Founded in 1995, Nouragues stretches across a swath of French Guiana between the Approuague River and the Haute-Comté region. About 99% of the park's vegetation is dense tropical rainforest, but it also supports other ecosystems like riparian forests, liana forests and "cambrouses," or thick formations of bamboo-like grasses.
Spotted cat spotted
Jaguars are the top predator in the Amazon Basin, where they play an important ecological role by controlling populations of many other species across their habitat. They prey on large land mammals like deer, peccaries and tapirs, but also defy the feline stereotype of avoiding water. Jaguars are good swimmers, and prowl rivers for fish, turtles and caimans.
The jaguar's range has shrunk by half in the last 100 years, according to the WWF, which cites deforestation and agriculture as the primary reasons. Jaguar populations have shrunk, too, disappearing entirely from some countries. This decline continues today, driven by ongoing habitat loss as well as depletion of prey species, conflict with humans and rising demand for jaguar parts in Asia.
Due to the demand for jaguar teeth, claws and other body parts in some Asian countries, poaching now poses a growing threat to the already embattled cats. There are signs of an emerging trade network for jaguar parts between Central America and Asia, a 2018 report found, and the WWF warns this surge in demand can even spur poaching in jaguar strongholds like the Amazon.

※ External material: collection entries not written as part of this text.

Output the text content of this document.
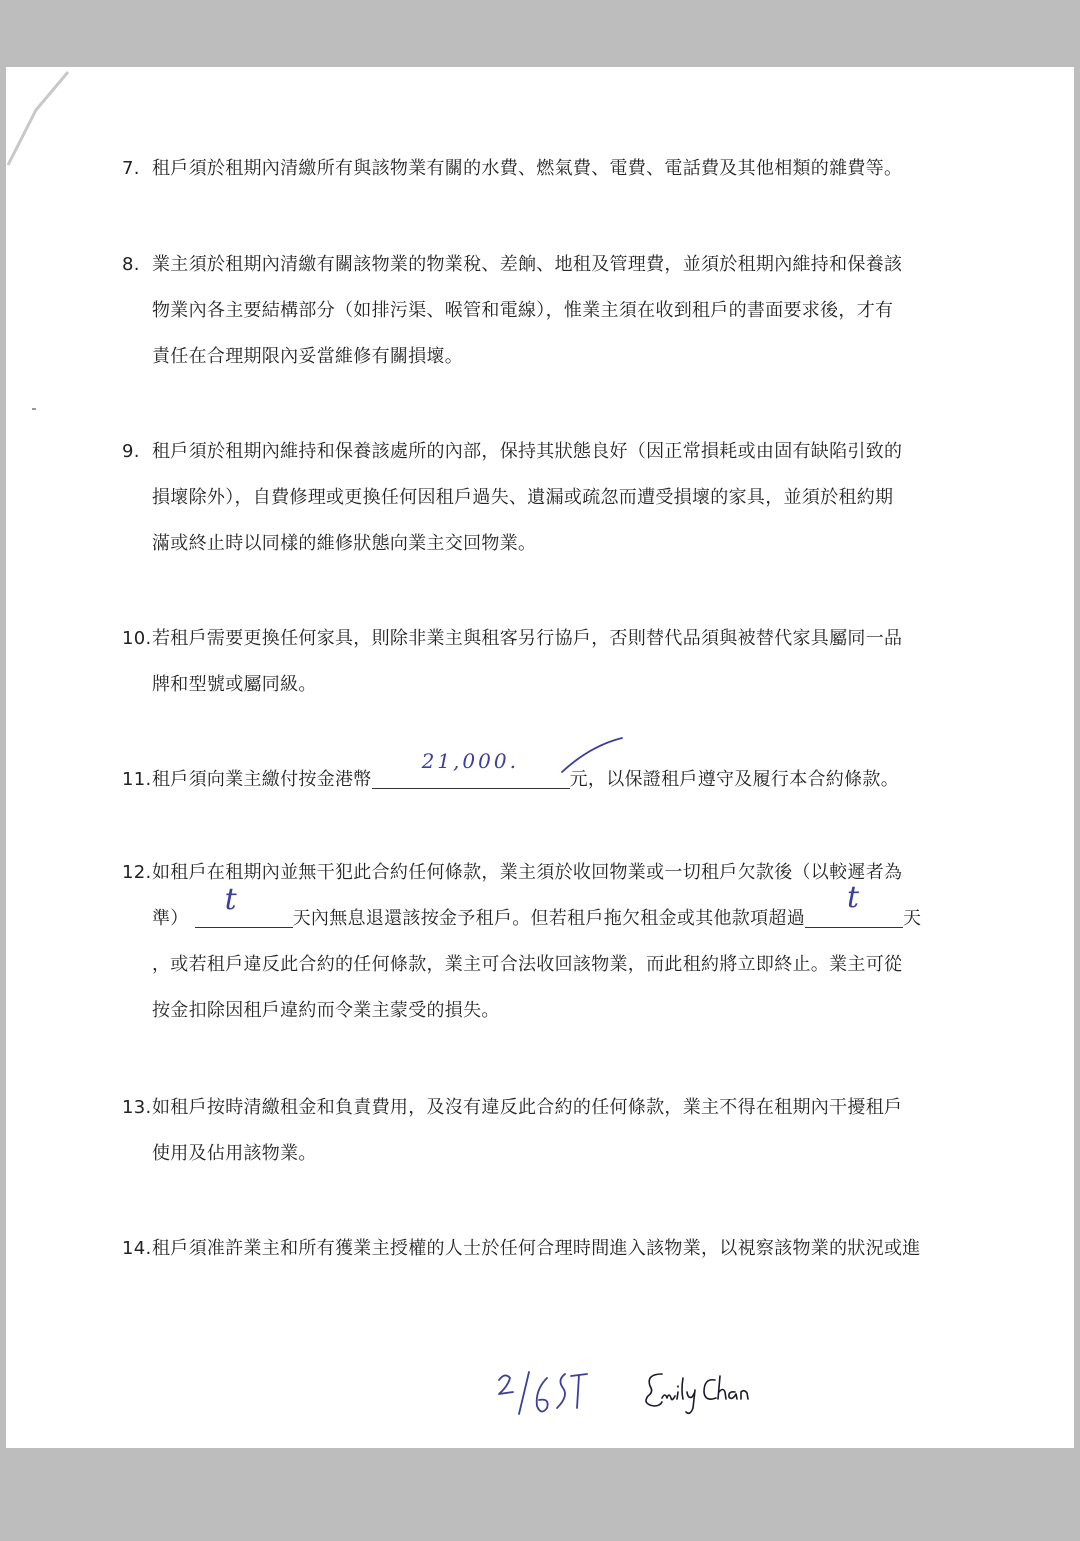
7. 租戶須於租期內清繳所有與該物業有關的水費、燃氣費、電費、電話費及其他相類的雜費等。
8. 業主須於租期內清繳有關該物業的物業稅、差餉、地租及管理費，並須於租期內維持和保養該
物業內各主要結構部分（如排污渠、喉管和電線），惟業主須在收到租戶的書面要求後，才有
責任在合理期限內妥當維修有關損壞。
9. 租戶須於租期內維持和保養該處所的內部，保持其狀態良好（因正常損耗或由固有缺陷引致的
損壞除外），自費修理或更換任何因租戶過失、遺漏或疏忽而遭受損壞的家具，並須於租約期
滿或終止時以同樣的維修狀態向業主交回物業。
10.若租戶需要更換任何家具，則除非業主與租客另行協戶，否則替代品須與被替代家具屬同一品
牌和型號或屬同級。
11.租戶須向業主繳付按金港幣
21,000.
元，以保證租戶遵守及履行本合約條款。
12.如租戶在租期內並無干犯此合約任何條款，業主須於收回物業或一切租戶欠款後（以較遲者為
準）
t
天內無息退還該按金予租戶。但若租戶拖欠租金或其他款項超過
t
天
，或若租戶違反此合約的任何條款，業主可合法收回該物業，而此租約將立即終止。業主可從
按金扣除因租戶違約而令業主蒙受的損失。
13.如租戶按時清繳租金和負責費用，及沒有違反此合約的任何條款，業主不得在租期內干擾租戶
使用及佔用該物業。
14.租戶須准許業主和所有獲業主授權的人士於任何合理時間進入該物業，以視察該物業的狀況或進
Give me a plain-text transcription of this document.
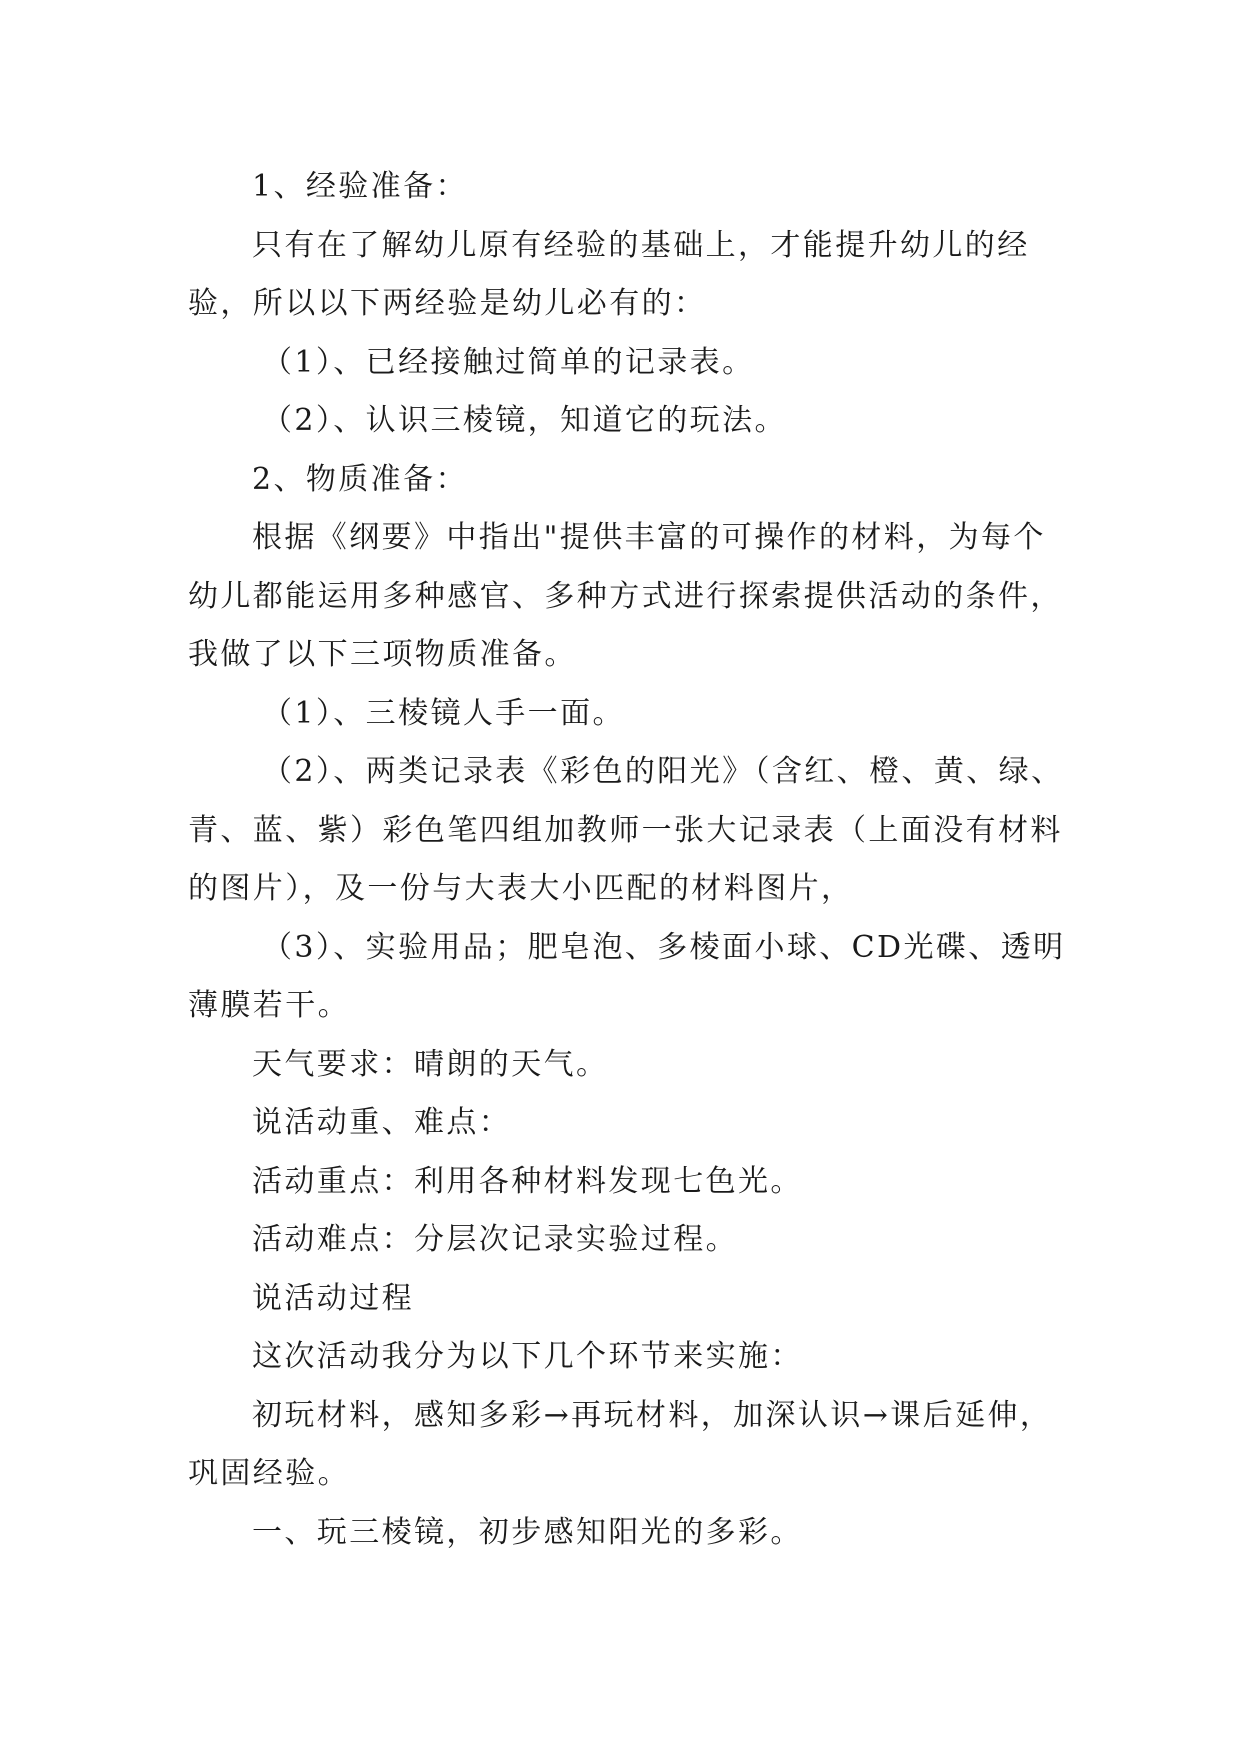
1、经验准备：

只有在了解幼儿原有经验的基础上，才能提升幼儿的经验，所以以下两经验是幼儿必有的：

（1）、已经接触过简单的记录表。

（2）、认识三棱镜，知道它的玩法。

2、物质准备：

根据《纲要》中指出"提供丰富的可操作的材料，为每个幼儿都能运用多种感官、多种方式进行探索提供活动的条件，我做了以下三项物质准备。

（1）、三棱镜人手一面。

（2）、两类记录表《彩色的阳光》（含红、橙、黄、绿、青、蓝、紫）彩色笔四组加教师一张大记录表（上面没有材料的图片），及一份与大表大小匹配的材料图片，

（3）、实验用品；肥皂泡、多棱面小球、CD光碟、透明薄膜若干。

天气要求：晴朗的天气。

说活动重、难点：

活动重点：利用各种材料发现七色光。

活动难点：分层次记录实验过程。

说活动过程

这次活动我分为以下几个环节来实施：

初玩材料，感知多彩→再玩材料，加深认识→课后延伸，巩固经验。

一、玩三棱镜，初步感知阳光的多彩。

Jaguars are listed as Near Threatened by the International Union for Conservation of Nature (IUCN), which also classifies the species' population as decreasing. Yet despite their dire situation overall, these resilient cats have seized on some recent opportunities to claw back. In Mexico, for example, a 2018 study found that wild jaguar populations had grown by 20% in the last eight years. The increase is credited largely to a conservation program launched in 2005.